Smart Money Concepts: The Complete Trading Framework

Most traders look at the chart and try to guess what happens next.
But the traders who grow fast are the ones who learn how the market actually moves, not just what a candle looks like.

Smart Money Concepts (SMC) gives you that understanding.

It shows you how price really behaves, why it moves the way it does, and where the high-probability opportunities appear.
If you’re learning this, you’re already ahead of most of the market.

Let’s break down the core SMC concepts in simple, clean language — the way professionals understand them.


1. Market Structure — The Flow of the Market

Everything in SMC starts with structure.

Price moves in waves:

  • Uptrend → Higher Highs & Higher Lows
  • Downtrend → Lower Highs & Lower Lows

Understanding this tells you:

  • Who controls the market
  • Where continuation is likely
  • Where reversals may begin

Market structure is the map.
Without it, nothing else makes sense.

An uptrend is nothing mystical — it’s a repeated pattern of buyers winning small battles and pushing price to new highs. The price climbs, pulls back a little, then climbs again to a higher point. Those repeating peaks and troughs create a clear, measurable structure.

Simple sequence for an uptrend:

  1. Price makes a swing high.
  2. Price pulls back but stops above the previous swing low → this is a Higher Low (HL).
  3. Price moves up and makes a new swing high higher than the last → this is a Higher High (HH).
  4. Repeat HL → HH → HL → HH.

Downtrend is the mirror:

  • Price makes lower highs (LH) and lower lows (LL) repeatedly: LH → LL → LH → LL.

When you can draw that alternating pattern reliably on your timeframe, the trend is in control.
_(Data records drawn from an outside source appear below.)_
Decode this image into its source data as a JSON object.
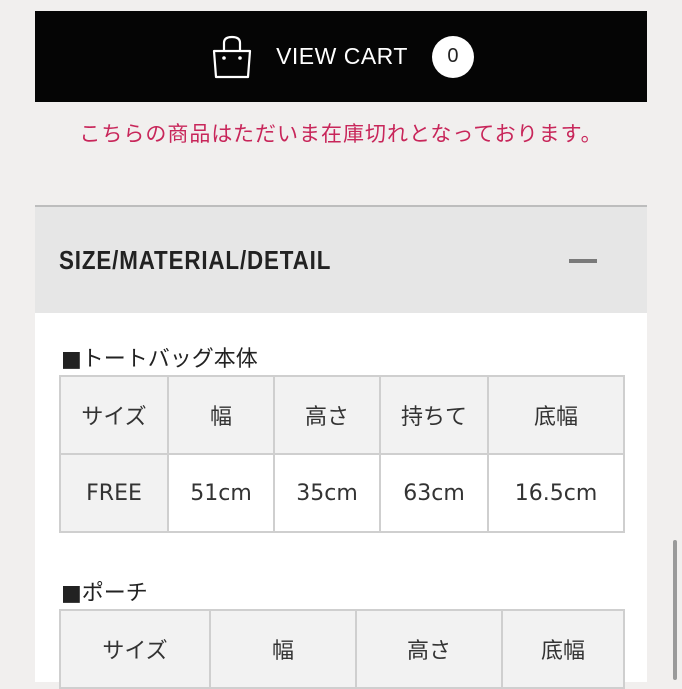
{
  "cart": {
    "label": "VIEW CART",
    "count": "0",
    "icon": "shopping-bag-icon"
  },
  "notice": "こちらの商品はただいま在庫切れとなっております。",
  "accordion": {
    "title": "SIZE/MATERIAL/DETAIL",
    "state_icon": "collapse-minus-icon"
  },
  "tote": {
    "title": "■トートバッグ本体",
    "headers": [
      "サイズ",
      "幅",
      "高さ",
      "持ちて",
      "底幅"
    ],
    "row": [
      "FREE",
      "51cm",
      "35cm",
      "63cm",
      "16.5cm"
    ]
  },
  "pouch": {
    "title": "■ポーチ",
    "headers": [
      "サイズ",
      "幅",
      "高さ",
      "底幅"
    ]
  },
  "colors": {
    "cart_bg": "#050505",
    "notice": "#c8265a",
    "accordion_bg": "#e6e6e6"
  }
}
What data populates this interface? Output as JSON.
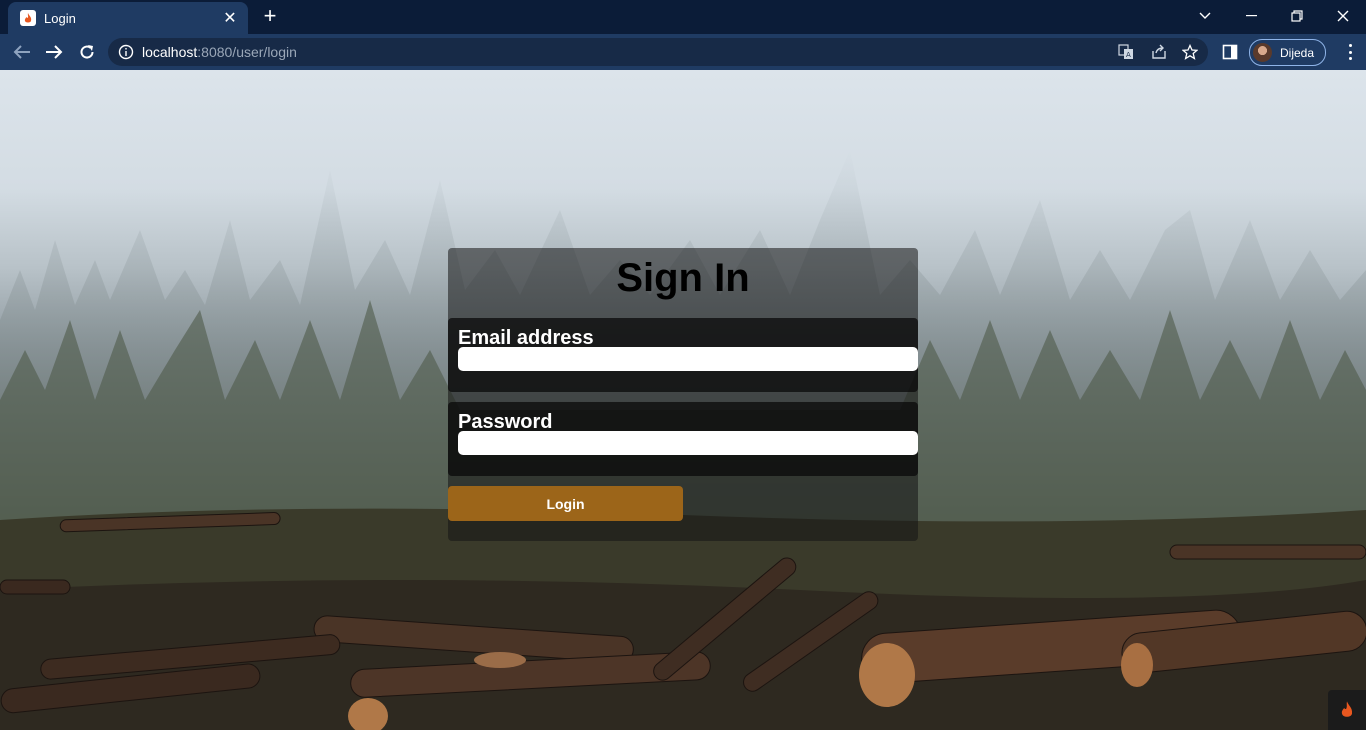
{
  "browser": {
    "tab_title": "Login",
    "url_host": "localhost",
    "url_rest": ":8080/user/login",
    "profile_name": "Dijeda",
    "accent": "#1f3b63",
    "tabstrip_color": "#0b1c38"
  },
  "icons": {
    "favicon": "flame-icon",
    "close": "close-icon",
    "new_tab": "plus-icon",
    "back": "arrow-left-icon",
    "forward": "arrow-right-icon",
    "reload": "reload-icon",
    "site_info": "info-icon",
    "translate": "translate-icon",
    "share": "share-icon",
    "bookmark": "star-icon",
    "side_panel": "side-panel-icon",
    "menu": "kebab-menu-icon",
    "tab_search": "chevron-down-icon",
    "minimize": "minimize-icon",
    "restore": "restore-icon",
    "window_close": "close-icon",
    "corner_badge": "flame-icon"
  },
  "login": {
    "title": "Sign In",
    "email_label": "Email address",
    "email_value": "",
    "password_label": "Password",
    "password_value": "",
    "button_label": "Login",
    "button_color": "#9c6519"
  }
}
What are HH and HL (and LH / LL) — exact definitions

  • Higher High (HH): a swing high that is higher than the previous swing high.
  • Higher Low (HL): a swing low that is higher than the previous swing low.
  • Lower High (LH): a swing high that is lower than the previous swing high.
  • Lower Low (LL): a swing low that is lower than the previous swing low.

How to mark them practically:

  • Identify the last clear swing high and swing low (use candle wicks or closes depending on your rule).
  • Compare the next swings: if the high is above the last high → mark HH; if the low is above the last low → mark HL.
  • Do this left-to-right — structure is about sequence, not single candles.
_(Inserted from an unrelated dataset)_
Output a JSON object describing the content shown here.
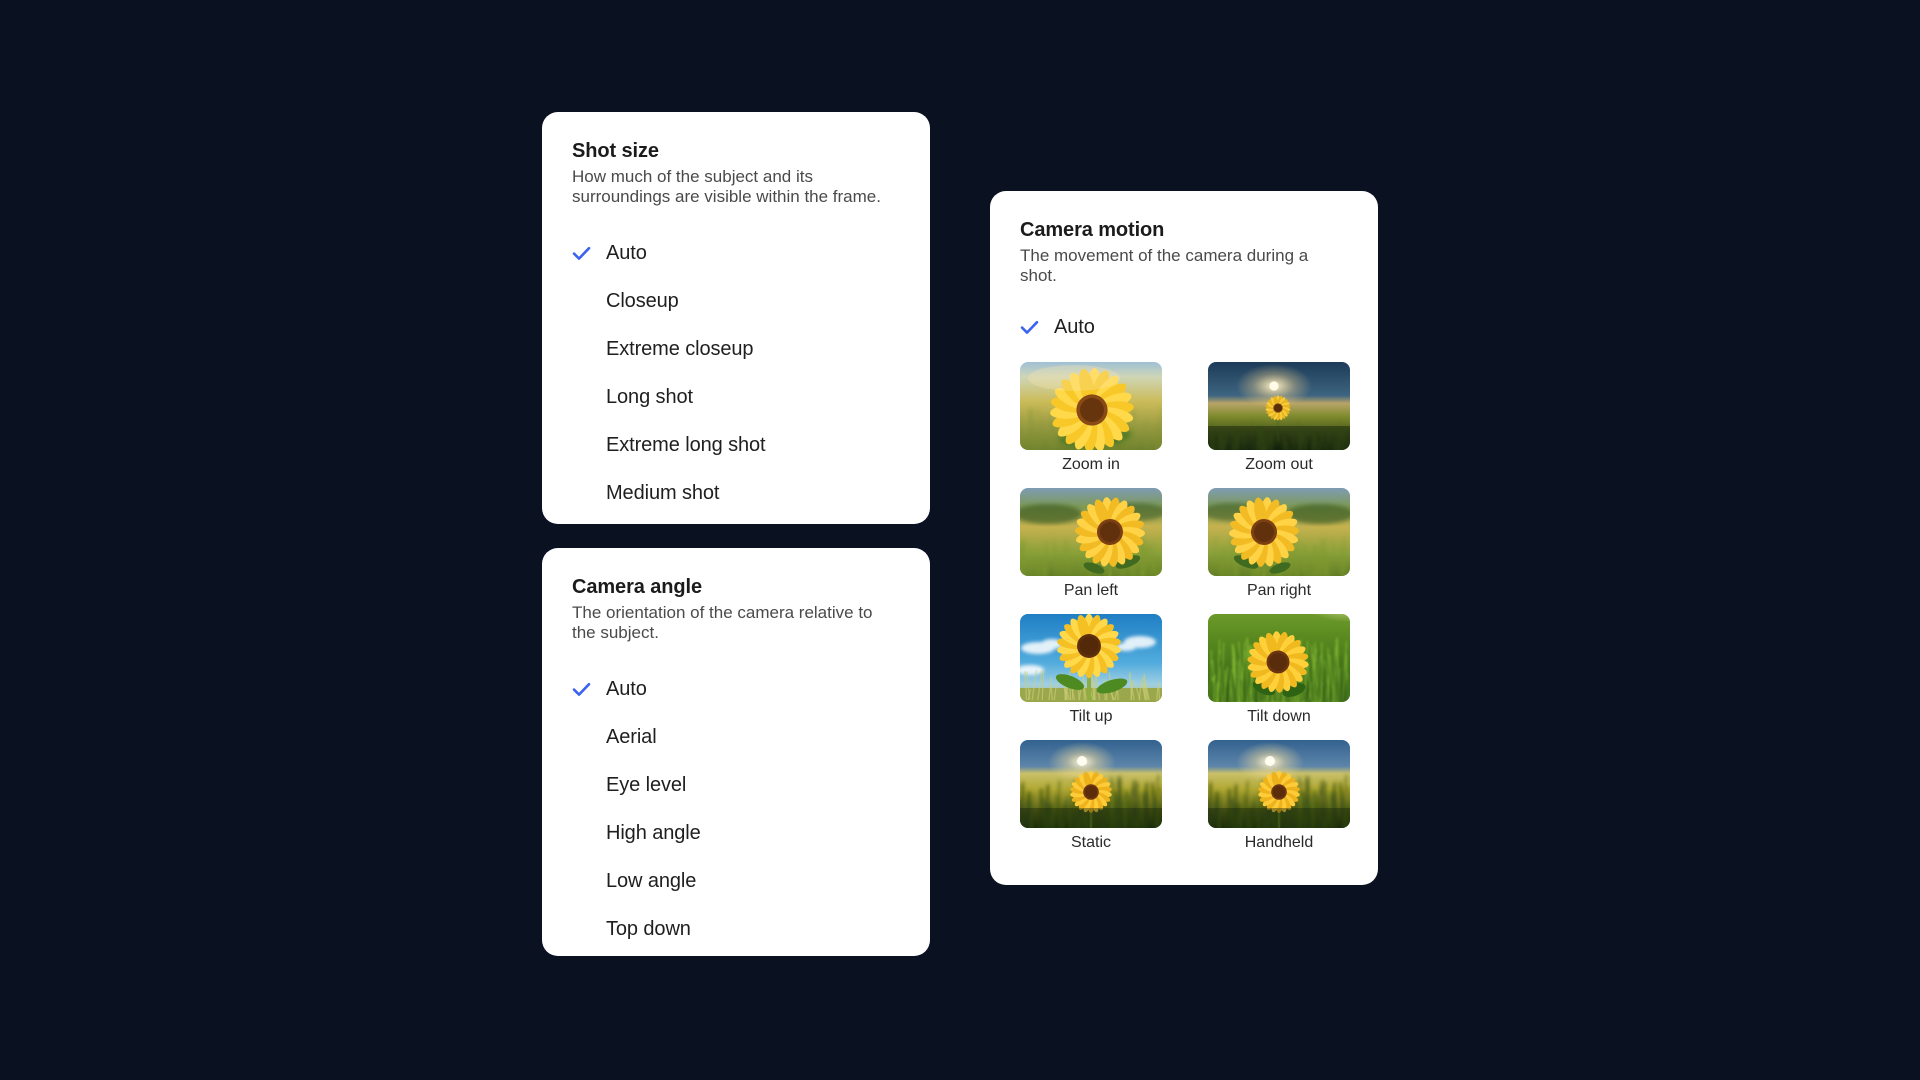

2. Liquidity — Where the Real Money Sits

Price doesn’t move randomly.
It moves toward areas where traders place:

  • Stop-losses
  • Breakout entries
  • Pending orders
  • Equal highs/lows

These areas are liquidity pools.

Large players use these zones to fill their orders.
This is why price often takes out a level first… and then moves away strongly.

Liquidity isn’t manipulation.
It’s simply the fuel the market runs on.


3. CHOCH & BOS — Signals of Directional Intent

These two show you how the market is shifting.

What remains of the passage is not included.